Beneficios para personal trabajando

Por otro lado, la gobernadora anunció que estarán extendiendo bonos a más empleados públicos por mantenerse trabajando durante la emergencia. Originalmente, policías estatales y enfermeras, entre otro personal que atiende asuntos de la salud, habían sido seleccionados para este tipo de compensación.

Los beneficios extendidos serán para los policías y bomberos municipales, los oficiales de los negociados de Ciencias Forenses, Investigaciones Especiales, Emergencias Médicas, el sistema 9-1-1, los oficiales de custodia y los terapistas en hospitales públicos tendrán una compensación adicional de $2,500.

Entretanto, los agentes de rentas internas y los alguaciles recibirán $2,000 de bono. Los farmacéuticos, tecnólogos médicos y médicos residentes serán beneficiados con $1,000. Los empleados de salud correccional recibirán $4,000.

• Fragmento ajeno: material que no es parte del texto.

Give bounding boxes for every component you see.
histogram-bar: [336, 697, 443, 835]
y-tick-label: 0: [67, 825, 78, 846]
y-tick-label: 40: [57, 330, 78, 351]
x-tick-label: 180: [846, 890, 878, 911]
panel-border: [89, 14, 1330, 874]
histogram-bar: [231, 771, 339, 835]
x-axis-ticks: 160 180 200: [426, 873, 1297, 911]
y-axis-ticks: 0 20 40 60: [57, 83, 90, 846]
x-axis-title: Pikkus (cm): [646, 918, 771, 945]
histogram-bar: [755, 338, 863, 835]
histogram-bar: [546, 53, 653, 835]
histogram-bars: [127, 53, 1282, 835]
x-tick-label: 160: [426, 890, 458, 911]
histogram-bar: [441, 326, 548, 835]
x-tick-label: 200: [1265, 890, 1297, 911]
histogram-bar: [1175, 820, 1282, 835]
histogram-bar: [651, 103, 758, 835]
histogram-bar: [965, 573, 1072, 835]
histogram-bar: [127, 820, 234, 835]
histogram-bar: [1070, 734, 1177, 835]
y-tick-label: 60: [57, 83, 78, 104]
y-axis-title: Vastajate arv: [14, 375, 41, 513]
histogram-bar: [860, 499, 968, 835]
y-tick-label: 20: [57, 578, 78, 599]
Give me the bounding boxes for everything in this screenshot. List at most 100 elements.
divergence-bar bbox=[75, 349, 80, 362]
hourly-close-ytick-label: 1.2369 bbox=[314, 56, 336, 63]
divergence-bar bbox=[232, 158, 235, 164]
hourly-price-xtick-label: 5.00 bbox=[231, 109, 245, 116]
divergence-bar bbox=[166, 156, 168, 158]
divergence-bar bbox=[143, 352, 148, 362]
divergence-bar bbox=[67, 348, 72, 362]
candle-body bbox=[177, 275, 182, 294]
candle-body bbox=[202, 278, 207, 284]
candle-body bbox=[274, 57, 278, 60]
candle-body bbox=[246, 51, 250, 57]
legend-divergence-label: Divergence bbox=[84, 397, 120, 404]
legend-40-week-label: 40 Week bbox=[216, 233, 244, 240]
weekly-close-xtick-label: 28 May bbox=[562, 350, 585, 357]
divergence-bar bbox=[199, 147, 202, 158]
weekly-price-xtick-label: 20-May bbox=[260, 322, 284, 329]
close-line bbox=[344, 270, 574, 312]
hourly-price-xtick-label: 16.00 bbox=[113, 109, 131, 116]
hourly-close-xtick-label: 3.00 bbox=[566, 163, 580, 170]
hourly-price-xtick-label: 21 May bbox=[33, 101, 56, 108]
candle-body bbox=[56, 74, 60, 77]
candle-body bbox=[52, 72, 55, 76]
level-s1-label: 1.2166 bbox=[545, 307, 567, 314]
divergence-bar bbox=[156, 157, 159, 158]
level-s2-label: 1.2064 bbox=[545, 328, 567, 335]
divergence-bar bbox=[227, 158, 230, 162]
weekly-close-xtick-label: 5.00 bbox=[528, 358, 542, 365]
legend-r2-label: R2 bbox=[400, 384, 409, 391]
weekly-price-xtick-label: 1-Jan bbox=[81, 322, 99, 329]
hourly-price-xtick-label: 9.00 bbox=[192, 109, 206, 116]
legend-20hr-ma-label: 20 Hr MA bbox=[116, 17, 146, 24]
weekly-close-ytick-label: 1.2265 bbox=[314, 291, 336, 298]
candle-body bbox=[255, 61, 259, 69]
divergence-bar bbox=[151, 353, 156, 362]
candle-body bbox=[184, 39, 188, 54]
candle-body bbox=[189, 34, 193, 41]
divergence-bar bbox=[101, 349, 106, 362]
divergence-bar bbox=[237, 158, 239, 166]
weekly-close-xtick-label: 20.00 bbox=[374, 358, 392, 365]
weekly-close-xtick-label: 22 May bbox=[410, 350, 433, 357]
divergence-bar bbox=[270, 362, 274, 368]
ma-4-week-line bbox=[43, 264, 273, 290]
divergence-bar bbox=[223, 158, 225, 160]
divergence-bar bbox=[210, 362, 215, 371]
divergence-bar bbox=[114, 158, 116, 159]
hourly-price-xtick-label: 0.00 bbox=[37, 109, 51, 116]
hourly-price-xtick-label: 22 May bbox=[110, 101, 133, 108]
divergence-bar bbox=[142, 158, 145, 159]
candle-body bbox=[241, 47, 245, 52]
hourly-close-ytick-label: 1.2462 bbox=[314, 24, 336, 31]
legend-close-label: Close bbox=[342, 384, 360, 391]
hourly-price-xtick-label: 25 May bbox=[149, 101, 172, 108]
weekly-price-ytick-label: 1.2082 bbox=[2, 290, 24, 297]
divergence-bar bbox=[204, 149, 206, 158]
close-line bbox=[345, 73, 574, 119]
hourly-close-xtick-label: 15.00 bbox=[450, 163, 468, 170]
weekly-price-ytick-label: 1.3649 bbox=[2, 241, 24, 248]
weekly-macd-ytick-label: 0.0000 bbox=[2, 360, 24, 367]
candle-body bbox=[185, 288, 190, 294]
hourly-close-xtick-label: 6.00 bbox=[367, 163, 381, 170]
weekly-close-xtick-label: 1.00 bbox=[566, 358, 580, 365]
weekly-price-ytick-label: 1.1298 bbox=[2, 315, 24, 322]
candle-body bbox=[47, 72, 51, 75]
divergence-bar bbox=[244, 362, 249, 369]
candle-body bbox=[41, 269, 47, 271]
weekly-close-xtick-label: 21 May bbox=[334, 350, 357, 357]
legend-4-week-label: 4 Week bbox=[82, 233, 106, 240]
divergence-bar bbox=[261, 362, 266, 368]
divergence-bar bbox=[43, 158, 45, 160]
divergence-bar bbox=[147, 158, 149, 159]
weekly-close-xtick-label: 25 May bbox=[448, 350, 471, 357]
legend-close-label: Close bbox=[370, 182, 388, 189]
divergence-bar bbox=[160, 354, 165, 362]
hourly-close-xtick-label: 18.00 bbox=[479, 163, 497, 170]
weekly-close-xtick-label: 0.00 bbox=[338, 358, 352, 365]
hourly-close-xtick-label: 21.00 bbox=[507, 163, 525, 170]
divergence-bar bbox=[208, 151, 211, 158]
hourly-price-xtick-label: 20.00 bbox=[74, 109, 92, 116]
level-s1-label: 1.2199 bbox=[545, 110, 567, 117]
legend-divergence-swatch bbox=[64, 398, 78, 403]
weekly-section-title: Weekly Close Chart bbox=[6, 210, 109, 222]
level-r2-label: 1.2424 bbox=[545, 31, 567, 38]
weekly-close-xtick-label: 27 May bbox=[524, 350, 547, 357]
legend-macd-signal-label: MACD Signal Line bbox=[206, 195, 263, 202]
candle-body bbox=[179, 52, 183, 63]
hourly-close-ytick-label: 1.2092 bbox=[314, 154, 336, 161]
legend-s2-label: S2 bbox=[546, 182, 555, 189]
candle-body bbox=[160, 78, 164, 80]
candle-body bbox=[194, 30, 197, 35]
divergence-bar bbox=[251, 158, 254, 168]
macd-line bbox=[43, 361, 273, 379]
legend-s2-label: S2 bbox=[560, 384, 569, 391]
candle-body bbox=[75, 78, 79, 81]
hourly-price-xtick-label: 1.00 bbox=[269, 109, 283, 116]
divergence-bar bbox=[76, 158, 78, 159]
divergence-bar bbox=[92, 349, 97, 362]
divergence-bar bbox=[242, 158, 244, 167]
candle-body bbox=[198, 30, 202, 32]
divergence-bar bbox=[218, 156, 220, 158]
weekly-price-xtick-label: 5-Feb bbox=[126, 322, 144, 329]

Sombrío panorama en Estados Unidos

La situación se da en momentos en que los contagios en los Estados Unidos se elevan a 83,507 y los decesos alcanzaban 1,180, según el diario The New York Times.

Se trata de la cantidad más alta decontagios para un país en todo el planeta y la expectativa es que en las próximas semanas aumenten significativamente los decesos en territorio estadounidense.

El principal foco de infección ahora mismo en los Estados Unidos es en la ciudad de Nueva York donde viven más de un millón de puertorriqueños.

Los reporteros Javier Colón Dávila, Marga Parés Arroyo y Keila López Alicea colaboraron en esta historia.